Durante a convenção, integrantes da legenda elogiaram a decisão e reconheceram a dificuldade de apoiar um candidato em um cenário de forte polarização política.

O deputado federal Hildo Rocha (MA) afirmou que ter um candidato próprio iria “desunir o partido”. Gabriel Souza, vice-governador do Rio Grande do Sul, foi no mesmo sentido: “O MDB é plural no Brasil inteiro. Cada diretório tem seus contextos e temos que respeitar essas conjunturas, na medida em que não temos candidato próprio”, afirmou Gabriel, que declarou apoio ao ex-governador de Goiás Ronaldo Caiado (PSD).

Também houve defesa para que o partido volte a lançar um nome próprio ao Palácio do Planalto em 2030. Representantes do diretório do Rio Grande do Sul chegaram a sugerir que o presidente nacional do MDB, Baleia Rossi, seja o candidato da legenda.
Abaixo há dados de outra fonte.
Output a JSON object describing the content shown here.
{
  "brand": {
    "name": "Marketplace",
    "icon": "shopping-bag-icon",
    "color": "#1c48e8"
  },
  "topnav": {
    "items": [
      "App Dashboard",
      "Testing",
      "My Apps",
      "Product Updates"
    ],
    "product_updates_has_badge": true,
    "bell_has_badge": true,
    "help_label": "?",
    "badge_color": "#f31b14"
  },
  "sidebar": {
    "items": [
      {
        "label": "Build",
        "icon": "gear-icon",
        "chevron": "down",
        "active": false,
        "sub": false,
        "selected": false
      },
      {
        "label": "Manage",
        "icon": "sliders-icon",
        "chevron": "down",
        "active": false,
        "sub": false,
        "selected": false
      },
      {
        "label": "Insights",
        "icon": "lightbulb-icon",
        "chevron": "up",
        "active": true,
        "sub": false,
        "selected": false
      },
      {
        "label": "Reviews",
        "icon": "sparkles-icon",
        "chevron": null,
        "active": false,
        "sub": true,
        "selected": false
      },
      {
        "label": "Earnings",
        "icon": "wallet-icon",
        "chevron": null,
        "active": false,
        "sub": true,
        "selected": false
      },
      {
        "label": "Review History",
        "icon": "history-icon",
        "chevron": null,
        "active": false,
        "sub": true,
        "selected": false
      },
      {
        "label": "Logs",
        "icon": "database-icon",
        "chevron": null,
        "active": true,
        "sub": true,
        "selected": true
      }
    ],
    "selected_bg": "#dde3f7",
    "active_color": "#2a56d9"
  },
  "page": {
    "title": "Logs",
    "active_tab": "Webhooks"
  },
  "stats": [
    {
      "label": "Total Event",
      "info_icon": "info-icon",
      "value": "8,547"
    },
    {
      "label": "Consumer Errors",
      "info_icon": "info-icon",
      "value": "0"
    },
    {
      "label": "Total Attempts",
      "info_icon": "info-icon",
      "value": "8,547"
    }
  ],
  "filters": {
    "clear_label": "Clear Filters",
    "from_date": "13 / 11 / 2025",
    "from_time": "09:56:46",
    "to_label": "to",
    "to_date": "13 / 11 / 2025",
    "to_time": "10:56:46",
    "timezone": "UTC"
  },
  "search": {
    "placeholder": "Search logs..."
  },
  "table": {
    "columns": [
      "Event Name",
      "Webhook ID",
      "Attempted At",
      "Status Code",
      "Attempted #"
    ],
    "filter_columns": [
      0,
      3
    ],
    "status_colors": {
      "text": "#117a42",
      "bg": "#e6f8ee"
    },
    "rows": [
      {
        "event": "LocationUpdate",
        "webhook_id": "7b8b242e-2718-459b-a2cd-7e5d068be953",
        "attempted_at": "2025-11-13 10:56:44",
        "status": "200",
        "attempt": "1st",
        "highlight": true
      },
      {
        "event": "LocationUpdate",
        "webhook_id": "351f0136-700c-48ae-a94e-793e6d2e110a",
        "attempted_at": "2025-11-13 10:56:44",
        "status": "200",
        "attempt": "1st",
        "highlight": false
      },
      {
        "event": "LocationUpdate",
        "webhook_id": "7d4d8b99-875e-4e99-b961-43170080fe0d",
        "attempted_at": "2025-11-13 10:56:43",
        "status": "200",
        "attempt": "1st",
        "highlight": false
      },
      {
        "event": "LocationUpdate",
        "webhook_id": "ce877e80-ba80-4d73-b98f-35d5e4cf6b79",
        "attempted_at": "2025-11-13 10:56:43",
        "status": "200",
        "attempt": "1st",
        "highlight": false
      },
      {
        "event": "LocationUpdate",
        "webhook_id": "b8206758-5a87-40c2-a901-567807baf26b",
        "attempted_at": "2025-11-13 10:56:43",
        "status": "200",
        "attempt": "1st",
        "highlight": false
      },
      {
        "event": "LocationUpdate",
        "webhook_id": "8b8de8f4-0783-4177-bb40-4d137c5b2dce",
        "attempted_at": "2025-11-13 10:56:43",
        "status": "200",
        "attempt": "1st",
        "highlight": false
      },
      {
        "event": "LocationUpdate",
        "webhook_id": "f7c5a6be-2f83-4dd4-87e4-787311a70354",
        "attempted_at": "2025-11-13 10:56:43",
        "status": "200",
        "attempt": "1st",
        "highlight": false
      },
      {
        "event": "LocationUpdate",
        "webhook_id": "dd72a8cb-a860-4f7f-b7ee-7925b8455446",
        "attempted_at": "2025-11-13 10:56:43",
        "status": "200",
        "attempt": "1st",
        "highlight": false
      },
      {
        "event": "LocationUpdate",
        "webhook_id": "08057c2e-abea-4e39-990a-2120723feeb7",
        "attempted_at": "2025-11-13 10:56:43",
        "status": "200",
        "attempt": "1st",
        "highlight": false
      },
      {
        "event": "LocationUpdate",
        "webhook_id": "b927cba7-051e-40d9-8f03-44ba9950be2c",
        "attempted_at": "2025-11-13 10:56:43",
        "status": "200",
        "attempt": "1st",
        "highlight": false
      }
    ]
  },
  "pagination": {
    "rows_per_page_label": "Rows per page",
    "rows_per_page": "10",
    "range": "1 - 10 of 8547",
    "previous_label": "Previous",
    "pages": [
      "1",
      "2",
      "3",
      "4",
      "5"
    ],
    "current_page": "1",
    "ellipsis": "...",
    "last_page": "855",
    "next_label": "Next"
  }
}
A proposta foi endossada por outros integrantes do partido durante os discursos.

Ao abrir mão de firmar uma aliança nacional, o MDB concentra seus esforços nas disputas estaduais – com 10 candidatos a governador e seis a vice – e no fortalecimento de sua bancada no Congresso Nacional, para a qual lançou 20 candidatos ao Senado. A meta da legenda é eleger 50 deputados federais e de 10 a 12 senadores.